Countries

Absolute Monarchs (Vatican City)

by John Julius Norwich

courtesy of a special order from Auntie’s Bookstore

I wasn’t going to count Vatican City as a country. (I mean, it’s a religion inside a city, right?) I thought Popes were about religion rather than power and politics. Not always, according to this book. In fact, not often.

I thought that Vatican City was analogous to Salt Lake City, where the head of the Mormon religion resides. But it’s actually more like the nation of Israel, which once upon a time had more territory too (the Pope used to possess the Papal States).
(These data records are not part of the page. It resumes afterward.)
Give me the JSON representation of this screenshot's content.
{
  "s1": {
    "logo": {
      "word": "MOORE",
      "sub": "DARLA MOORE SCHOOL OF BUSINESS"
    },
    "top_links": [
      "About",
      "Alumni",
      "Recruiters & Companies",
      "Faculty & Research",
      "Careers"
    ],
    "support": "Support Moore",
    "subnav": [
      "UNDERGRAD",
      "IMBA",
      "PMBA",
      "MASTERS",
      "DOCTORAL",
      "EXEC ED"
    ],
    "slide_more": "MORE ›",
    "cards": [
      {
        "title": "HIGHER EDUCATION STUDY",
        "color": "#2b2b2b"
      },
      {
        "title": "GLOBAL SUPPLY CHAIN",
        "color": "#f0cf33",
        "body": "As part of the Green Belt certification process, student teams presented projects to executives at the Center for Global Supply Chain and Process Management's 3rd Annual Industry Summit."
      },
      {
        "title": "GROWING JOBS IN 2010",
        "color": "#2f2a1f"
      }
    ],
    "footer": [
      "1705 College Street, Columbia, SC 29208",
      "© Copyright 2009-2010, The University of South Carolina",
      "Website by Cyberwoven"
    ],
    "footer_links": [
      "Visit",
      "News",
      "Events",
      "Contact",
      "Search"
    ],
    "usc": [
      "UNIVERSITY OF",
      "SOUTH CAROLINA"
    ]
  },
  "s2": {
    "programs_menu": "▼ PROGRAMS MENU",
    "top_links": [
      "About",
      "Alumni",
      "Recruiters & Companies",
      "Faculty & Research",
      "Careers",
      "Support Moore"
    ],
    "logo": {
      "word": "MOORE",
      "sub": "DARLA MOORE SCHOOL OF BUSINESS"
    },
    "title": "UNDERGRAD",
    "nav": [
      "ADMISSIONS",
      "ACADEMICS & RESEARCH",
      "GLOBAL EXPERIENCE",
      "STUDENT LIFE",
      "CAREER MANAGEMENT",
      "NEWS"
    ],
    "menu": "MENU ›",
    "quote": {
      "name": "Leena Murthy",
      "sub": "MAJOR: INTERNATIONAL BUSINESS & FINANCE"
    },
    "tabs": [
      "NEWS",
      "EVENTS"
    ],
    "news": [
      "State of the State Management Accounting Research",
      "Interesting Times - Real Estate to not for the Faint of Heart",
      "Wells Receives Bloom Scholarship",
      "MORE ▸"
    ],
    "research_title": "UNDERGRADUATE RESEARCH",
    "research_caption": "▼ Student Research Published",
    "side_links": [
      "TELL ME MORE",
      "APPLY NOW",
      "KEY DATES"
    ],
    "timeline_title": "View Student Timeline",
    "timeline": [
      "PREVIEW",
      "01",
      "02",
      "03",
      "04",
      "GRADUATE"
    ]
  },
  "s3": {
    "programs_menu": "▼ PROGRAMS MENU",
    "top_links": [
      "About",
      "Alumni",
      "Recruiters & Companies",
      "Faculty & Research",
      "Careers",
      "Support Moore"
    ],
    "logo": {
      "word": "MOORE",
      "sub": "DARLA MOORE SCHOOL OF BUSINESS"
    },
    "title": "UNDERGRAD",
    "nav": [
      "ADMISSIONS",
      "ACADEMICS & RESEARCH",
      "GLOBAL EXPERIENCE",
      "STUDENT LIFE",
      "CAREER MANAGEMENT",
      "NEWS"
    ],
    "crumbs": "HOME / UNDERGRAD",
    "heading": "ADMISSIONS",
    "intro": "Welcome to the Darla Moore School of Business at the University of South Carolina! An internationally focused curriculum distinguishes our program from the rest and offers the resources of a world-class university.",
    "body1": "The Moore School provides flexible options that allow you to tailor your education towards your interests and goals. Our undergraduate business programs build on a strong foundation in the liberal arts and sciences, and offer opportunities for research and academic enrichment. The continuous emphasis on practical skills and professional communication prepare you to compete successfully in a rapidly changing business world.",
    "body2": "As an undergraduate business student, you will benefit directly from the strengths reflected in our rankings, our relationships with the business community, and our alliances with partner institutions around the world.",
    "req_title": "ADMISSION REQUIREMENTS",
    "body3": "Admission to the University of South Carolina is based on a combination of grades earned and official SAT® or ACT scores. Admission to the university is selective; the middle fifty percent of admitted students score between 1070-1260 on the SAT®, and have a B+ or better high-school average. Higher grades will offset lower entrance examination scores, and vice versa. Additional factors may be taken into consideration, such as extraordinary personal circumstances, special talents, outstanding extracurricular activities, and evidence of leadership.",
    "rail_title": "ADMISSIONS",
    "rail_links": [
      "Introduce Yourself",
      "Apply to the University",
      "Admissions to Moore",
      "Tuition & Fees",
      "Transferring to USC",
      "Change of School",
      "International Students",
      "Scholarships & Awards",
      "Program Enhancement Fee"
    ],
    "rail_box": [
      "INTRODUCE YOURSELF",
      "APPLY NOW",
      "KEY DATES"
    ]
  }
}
Popes have fought battles, won and lost territory; made and broken alliances; maintained a standing army not to mention the personal bodyguard known as the Swiss Guard; spoken a variety of languages; strangled, suffocated, hung, and poisoned their rivals; had illegitimate children; issued currency, borrowed money, squabbled over the succession; and in general done everything that Kings do and then some. Very few Popes reminded me in any way of Jesus Christ. (I got almost physically ill reading how a leading light of the Jesuit Order, itself persecuted in Portugal and eventually suppressed by the Pope, owned 500 slaves in Martinique.) Not to say that ordinary Catholics can’t be good people. Most ordinary people of any faith are. But power, as they say corrupts. Absolute power corrupts absolutely.

I am reminded of the metaphor of God as an elephant, and people of faith as blind men feeling only the tail, or the trunk, and proclaiming their discoveries as complete and absolute truth. My previous forays into history were like this.

But I’m a true crime aficionado. After reading this book, I felt like I’d FINALLY been given the background for lots of historical events that never made sense before. Means, motive, opportunity. Motives: Money, lust, revenge. Who benefits?

Round Up the Usual Suspects

And just who were the Popes before they ascended to the Papal Throne? If you’ve read Dan Brown’s Angels & Demons you know a little something about the Convocation, or how Popes are chosen. Don’t watch that or sausage-making if you like either.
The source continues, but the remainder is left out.